None of this is an argument for pulling MCP out. Install a server the way you'd add a dependency that can run shell commands and read your context, because that is what it is. Favor first-party servers. Give databases read-only roles. Don't connect a server you can't vouch for to a session that can see your secrets.

Is MCP still the future

Yes, and the tell is that it got boring.

A protocol turns into infrastructure when it slips out of the setup step and into the plumbing. MCP isn't Anthropic's alone anymore. OpenAI's API speaks it, Microsoft wired it into Copilot, Google's tools support it. When the major labs all adopt the same tool protocol, betting against it is the harder position.

What's fading is the ritual around it: the hand-wiring, the dozen servers, the claude mcp add reflex every 2025 post drilled in. The trajectory points at fewer visible tools, loaded on demand, increasingly called through code, with the orchestration pushed somewhere you stop watching it happen.

A year ago the move was to hand your agent everything. The work now is deciding what to take away.

FAQ

Do MCP servers slow down Claude Code? They can. Each connected server's tool definitions consume context, and a heavy setup once ate most of the window before any work began. Claude Code now defers tool loading by default, which largely fixes this, but unused servers still add overhead.

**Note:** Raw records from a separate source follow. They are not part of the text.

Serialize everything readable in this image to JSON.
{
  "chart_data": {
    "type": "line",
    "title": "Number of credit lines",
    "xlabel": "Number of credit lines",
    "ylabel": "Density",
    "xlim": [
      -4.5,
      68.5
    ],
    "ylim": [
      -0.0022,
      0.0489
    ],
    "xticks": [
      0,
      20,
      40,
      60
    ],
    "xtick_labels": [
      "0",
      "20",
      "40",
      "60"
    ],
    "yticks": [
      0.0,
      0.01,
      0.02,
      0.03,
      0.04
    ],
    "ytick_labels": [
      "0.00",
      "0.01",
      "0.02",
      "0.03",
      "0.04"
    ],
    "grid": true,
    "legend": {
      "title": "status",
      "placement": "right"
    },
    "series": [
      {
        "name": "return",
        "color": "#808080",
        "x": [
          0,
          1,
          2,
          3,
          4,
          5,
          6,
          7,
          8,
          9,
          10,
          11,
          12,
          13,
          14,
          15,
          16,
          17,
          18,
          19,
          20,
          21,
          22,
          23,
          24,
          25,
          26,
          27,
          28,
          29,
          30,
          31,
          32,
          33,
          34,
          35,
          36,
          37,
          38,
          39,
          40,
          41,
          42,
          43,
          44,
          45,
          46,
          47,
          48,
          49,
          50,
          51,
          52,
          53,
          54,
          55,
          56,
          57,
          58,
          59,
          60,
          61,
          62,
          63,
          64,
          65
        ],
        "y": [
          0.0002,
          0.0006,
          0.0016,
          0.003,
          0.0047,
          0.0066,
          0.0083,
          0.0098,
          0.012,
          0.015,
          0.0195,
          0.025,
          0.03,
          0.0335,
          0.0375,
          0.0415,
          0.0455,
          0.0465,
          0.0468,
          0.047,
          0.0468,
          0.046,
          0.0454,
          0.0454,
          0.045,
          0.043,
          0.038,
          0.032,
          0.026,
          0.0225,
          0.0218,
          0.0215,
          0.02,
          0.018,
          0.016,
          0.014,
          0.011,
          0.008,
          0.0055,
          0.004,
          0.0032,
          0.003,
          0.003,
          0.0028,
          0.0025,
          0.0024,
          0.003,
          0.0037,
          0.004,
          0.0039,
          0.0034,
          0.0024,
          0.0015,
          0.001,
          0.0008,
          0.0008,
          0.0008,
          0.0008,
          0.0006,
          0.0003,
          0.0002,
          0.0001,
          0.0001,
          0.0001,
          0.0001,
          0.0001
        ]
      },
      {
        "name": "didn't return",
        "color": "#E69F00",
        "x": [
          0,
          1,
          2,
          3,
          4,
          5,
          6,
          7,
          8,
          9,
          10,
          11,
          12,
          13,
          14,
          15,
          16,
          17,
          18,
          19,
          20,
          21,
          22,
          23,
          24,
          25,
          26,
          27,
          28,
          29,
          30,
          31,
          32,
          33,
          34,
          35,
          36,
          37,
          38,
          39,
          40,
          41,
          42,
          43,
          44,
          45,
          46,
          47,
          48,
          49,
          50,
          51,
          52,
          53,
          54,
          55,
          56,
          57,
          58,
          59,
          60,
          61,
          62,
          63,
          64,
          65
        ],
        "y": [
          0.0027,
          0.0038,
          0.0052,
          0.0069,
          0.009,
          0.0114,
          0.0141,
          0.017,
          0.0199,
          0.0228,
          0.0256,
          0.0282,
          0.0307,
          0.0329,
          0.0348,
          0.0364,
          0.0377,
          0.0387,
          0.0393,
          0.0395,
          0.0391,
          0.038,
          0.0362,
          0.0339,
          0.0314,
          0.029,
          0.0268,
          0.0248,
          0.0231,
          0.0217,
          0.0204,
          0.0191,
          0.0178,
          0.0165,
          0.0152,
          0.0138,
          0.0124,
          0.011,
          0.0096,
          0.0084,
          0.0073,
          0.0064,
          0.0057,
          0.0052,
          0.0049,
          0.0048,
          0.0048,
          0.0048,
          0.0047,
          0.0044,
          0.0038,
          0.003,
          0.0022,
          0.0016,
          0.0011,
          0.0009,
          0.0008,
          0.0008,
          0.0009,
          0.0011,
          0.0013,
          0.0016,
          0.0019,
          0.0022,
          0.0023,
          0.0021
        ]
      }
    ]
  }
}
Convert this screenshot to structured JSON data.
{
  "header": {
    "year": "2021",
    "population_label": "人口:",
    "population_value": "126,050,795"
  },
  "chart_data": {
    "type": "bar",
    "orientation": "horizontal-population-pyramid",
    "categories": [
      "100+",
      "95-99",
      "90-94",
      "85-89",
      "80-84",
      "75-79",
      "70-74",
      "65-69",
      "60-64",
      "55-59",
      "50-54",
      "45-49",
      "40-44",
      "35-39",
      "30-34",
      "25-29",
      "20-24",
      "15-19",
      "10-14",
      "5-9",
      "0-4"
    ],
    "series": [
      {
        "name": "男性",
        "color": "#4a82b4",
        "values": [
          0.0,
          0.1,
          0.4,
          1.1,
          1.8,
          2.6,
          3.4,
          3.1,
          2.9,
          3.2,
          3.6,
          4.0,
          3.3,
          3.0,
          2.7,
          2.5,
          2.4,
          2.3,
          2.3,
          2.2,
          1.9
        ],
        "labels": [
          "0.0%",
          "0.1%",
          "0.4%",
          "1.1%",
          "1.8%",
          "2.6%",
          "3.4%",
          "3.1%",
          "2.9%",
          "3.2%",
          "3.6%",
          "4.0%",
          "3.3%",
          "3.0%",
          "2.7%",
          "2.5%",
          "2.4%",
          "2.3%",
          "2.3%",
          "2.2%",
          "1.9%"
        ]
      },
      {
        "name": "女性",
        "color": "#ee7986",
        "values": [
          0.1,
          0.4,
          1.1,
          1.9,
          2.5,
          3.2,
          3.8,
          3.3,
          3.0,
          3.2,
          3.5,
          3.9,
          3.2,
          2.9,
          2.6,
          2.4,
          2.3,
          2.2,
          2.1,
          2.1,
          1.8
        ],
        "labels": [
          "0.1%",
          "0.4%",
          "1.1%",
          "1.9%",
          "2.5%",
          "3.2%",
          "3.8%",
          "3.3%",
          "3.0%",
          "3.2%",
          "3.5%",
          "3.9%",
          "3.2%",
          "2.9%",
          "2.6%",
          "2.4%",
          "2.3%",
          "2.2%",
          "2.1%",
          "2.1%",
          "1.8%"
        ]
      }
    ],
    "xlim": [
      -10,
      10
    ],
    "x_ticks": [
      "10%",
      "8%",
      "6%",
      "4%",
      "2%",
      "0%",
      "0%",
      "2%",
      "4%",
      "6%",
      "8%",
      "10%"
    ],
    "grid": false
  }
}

How many MCP servers should I install? Fewer than you think. Most developers get the bulk of the value from three to five, chosen to match their actual workflow. Tool-selection accuracy drops as the toolset grows, so adding servers you rarely use makes the agent worse, not better.

What's the difference between a skill and an MCP server? A skill teaches Claude how to do something and costs almost nothing until used. An MCP server gives Claude live access to a system it can't otherwise reach. If the thing you need is static instructions, it's a skill. If it's external data, it's a server.

Are MCP servers a security risk? They can be. Tool poisoning lets a malicious server inject instructions through its responses, which the model trusts. Use first-party servers, give them least privilege such as read-only database roles, and don't connect servers you can't vouch for to sensitive sessions.

Which MCP servers are worth keeping in 2026? The durable picks are Context7 for live documentation, GitHub for repo work, Playwright or Chrome DevTools for the browser, a read-only database server, and a structural code-editing server. Most others are situational or overhead.

Is MCP still worth using in 2026? Yes. MCP became a cross-vendor standard adopted far beyond Anthropic. The change is that it's turning into plumbing rather than something you fiddle with, which is what adoption looks like when it sticks.